Lower Roxbury is a great place to live. With a vibrant history of community activism and multi-generational families, the Lower Roxbury neighborhood truly represents the heart of Boston. For over 350 years, the area has been home to families of many cultures and backgrounds. We are proud of our heritage and inspired to work for a prosperous future.

Boundaries

Lower Roxbury is generally bounded by Tremont St. on the North, Massachusetts Ave. on the East, Harrison Ave. on the South and Melnea Cass Blvd. on the West.

History

Founded by English colonists in 1630, Roxbury began as an independent community, connected to Boston only by a narrow neck of land along Washington Street. Today, after massive landfill and annexation to Boston, Roxbury is at the city's geographical center. It contains buildings and landmarks that tell the story of three centuries. Even with dense urban development, Roxbury has much open, green space, a legacy of its days as a farming town and as an early suburb.
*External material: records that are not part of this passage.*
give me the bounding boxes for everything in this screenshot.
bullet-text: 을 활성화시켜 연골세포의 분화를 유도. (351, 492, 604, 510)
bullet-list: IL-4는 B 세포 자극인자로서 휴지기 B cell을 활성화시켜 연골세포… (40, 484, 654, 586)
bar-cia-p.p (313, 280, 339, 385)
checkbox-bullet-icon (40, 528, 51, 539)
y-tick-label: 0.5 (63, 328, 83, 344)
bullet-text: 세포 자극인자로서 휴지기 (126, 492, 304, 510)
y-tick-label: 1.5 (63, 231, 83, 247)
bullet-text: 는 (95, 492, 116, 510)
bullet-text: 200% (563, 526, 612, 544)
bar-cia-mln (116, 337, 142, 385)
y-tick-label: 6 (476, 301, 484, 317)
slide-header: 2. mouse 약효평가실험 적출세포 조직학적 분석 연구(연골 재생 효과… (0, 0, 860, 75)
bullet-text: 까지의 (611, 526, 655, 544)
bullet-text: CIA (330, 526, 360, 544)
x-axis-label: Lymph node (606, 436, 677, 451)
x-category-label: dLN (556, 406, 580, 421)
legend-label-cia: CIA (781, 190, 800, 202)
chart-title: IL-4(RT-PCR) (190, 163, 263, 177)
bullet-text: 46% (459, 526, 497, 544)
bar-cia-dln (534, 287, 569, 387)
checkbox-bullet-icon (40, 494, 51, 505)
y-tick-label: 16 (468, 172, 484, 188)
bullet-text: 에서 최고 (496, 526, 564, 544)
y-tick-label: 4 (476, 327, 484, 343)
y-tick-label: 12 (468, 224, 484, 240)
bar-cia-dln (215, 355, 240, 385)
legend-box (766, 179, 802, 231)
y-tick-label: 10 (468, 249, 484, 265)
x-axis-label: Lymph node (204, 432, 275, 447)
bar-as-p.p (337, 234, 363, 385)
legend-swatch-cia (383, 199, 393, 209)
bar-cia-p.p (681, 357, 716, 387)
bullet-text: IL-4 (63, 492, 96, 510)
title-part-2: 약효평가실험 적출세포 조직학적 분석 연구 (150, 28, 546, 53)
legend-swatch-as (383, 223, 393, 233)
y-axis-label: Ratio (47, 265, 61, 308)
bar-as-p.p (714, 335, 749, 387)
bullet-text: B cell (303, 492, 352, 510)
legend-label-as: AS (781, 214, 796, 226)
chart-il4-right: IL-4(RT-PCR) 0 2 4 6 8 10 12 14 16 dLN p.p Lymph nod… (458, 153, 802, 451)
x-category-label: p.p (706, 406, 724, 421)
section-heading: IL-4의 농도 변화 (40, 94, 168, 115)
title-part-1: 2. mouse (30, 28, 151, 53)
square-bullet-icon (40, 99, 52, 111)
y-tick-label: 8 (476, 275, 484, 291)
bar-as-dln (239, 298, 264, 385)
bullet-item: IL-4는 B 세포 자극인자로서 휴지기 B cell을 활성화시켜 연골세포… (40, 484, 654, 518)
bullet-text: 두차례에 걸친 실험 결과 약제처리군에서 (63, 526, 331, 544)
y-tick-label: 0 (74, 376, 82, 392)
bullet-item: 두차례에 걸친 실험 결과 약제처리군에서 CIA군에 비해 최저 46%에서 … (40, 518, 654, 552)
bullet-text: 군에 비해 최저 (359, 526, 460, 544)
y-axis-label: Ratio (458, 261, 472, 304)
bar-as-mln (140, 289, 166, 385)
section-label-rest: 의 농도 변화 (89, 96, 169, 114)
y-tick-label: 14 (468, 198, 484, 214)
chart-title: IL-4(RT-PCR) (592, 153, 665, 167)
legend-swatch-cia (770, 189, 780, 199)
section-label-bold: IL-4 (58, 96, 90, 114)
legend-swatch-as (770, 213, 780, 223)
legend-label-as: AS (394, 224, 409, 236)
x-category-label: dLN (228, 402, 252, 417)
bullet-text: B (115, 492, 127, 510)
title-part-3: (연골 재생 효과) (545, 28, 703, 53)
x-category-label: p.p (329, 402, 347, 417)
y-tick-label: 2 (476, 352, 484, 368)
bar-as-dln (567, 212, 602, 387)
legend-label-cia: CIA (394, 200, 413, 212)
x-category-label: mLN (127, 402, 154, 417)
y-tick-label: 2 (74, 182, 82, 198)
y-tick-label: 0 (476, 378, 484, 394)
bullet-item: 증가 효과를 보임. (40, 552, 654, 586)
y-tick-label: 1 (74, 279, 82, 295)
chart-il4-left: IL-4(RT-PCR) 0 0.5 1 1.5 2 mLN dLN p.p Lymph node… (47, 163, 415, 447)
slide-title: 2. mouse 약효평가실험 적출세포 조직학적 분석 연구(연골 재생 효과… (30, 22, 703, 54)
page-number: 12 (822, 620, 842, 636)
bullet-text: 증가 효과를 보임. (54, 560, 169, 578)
Even in colonial days, Lower Roxbury, located along Roxbury's border with the South End, had an industrial character with mills and tanneries. As the marshes were filled in, factories and warehouses took their place. Workers' housing was also constructed in Lower Roxbury, usually wooden tenements and row-houses. The neighborhood also contains an example of model workers' housing at Frederick Douglass Square (Greenwich, Warwick, and Sussex streets), small brick row-houses built in the 1880s.

Urbanization

Forty years ago, before urban renewal razed more than 2,000 units of housing to make way for the planned Inner Belt Highway, Lower Roxbury had parks and schools.

Now the view down Warwick Streets ends with a narrow strip of parkland before the hustle and din of Melnea Cass Boulevard. Several dozen neighbors living in the six streets bounded by Windsor, Warwick, Westminster and Hammond streets are all that remains of the Lower Roxbury enclave.

Also remaining is the meeting house at 90 Windsor st., where many from the neighborhood used to hold their meetings, parties, weddings and political forums. Now they are trying to bring that building back from the dead.